Bir hadiste, "Allah (kıyamet günü) zekat vermeyen kimseleri cezalandırmak için hayvanları diriltecektir" buyurulmuştur. Bu yolla, kişiye, amaçladığının tam tersi ile muamele edilmiş olmaktadır. Şöyle ki, zekat vermeyen kimse, o maldan istifade etmeyi amaçlamıştı. Oysa yararlanmayı düşündüğü şey, kendisine en çok zarar veren şey olmuştur.

 

Allah hakkı olan zekat, malın bir kısmında olmasına rağmen, bütün hepsi­nin diriltilrnesindeki hikmet, malın bütünü üzerindeki zekatın ayrıştırılmış bir durumda olmaması ve zekatı verilmemiş olan malın temiz olmamasıdır.
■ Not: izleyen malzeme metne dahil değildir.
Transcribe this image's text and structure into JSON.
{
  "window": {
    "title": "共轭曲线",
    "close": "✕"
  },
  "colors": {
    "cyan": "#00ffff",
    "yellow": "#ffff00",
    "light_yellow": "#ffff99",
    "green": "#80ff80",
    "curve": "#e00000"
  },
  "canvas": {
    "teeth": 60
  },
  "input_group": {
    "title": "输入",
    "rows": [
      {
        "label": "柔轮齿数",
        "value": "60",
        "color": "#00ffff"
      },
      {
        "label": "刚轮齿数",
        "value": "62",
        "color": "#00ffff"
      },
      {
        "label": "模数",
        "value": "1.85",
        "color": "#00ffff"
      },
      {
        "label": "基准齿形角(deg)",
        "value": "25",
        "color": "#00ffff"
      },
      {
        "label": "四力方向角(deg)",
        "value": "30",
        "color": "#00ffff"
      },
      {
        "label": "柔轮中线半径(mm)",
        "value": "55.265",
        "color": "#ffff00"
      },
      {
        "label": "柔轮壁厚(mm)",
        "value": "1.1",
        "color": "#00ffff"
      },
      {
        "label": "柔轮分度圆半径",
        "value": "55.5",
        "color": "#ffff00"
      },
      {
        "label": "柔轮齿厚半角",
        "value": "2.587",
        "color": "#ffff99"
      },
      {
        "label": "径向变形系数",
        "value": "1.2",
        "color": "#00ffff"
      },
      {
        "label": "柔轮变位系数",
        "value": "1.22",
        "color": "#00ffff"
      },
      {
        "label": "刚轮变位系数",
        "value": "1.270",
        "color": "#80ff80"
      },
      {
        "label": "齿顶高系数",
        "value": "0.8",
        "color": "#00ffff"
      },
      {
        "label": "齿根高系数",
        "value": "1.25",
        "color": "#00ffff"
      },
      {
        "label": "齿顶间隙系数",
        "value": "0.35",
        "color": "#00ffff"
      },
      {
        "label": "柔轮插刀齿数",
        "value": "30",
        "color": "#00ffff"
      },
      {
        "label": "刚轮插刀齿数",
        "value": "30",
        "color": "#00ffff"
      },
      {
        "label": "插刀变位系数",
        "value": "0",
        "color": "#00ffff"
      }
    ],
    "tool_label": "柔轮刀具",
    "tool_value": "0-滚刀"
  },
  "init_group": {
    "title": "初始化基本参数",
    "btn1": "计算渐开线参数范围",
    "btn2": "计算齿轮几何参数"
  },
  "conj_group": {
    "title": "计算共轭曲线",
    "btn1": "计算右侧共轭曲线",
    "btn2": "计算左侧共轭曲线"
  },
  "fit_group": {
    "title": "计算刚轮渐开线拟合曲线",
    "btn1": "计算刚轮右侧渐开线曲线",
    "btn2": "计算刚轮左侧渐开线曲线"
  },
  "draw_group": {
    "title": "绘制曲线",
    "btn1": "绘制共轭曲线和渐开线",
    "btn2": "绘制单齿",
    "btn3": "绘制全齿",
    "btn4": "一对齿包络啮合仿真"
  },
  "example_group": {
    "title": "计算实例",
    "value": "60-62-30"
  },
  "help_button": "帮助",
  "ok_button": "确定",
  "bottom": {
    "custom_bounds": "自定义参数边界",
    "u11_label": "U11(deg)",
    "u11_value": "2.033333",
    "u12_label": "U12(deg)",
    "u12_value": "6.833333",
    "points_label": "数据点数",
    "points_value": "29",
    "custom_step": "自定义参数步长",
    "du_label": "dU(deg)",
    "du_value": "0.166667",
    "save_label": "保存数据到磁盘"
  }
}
Diğer yandan mal üzerinde, zekatın dışında başka haklar da bulunmaktadır.

 

Alimler yukarıdaki görüşe şöyle cevap vermiştir:

 

1. Bu ceza, zekat farz kılınmadan önce Öngörülmüştür. İbn Ömer'in r.a. rivayet ettiği kenz ile ilgili aşağıda zikredeceğimiz hadis de bu görüşü des­tekler. Daha önce belirttiğimiz gibi, zekatın, Ebu Hüreyre r.a. Müslüman olmadan önce farz kılınmış olduğu gayet açıktır.

 

2. Hadiste geçen "hak" ifadesi ile kasdedilen, farz olan zekatın dışındaki haklardır ki, bu hakkı ödemeyen kimseye herhangi bir ceza öngörülmemiştir. İbn Battal şöyle der: "Malda, farz-ı ayn ve diğer haklar olmak üzere iki hak bulunmaktadır. Güzel ahlakın bir parçası sayılan, sütün fakirlere verilmesi, bu haklardan biridir."

 

Tercümede "iki gözü üzerinde iki nokta" şeklinde verdiğimiz (....) ifadesi, avurtlardaki iki nokta anlamına gelir. "Avurtlarının içi görünene kadar konuştu" şeklinde bir kullanım mevcuttur. Bu ifadenin, (tercümede belirttiğimiz gibi) yıla­nın gözleri üzerindeki iki nokta anlamında olduğu da söylenmiştir. Başka bir görüşe göre, bu, yılanın ağzını kuşatan iki noktadır.

 

"Ben senin malınım, biriktirdiğin şeyler benim" ifadesi kullanılarak, zekat vermeyen kişiye, pişmanlığı fayda vermeyeceği için daha çok azap çektirilmek istenmiştir. Diğer yandan bu ifade, zekat vermeyen kişiye hakaret anlamı da taşımaktadır.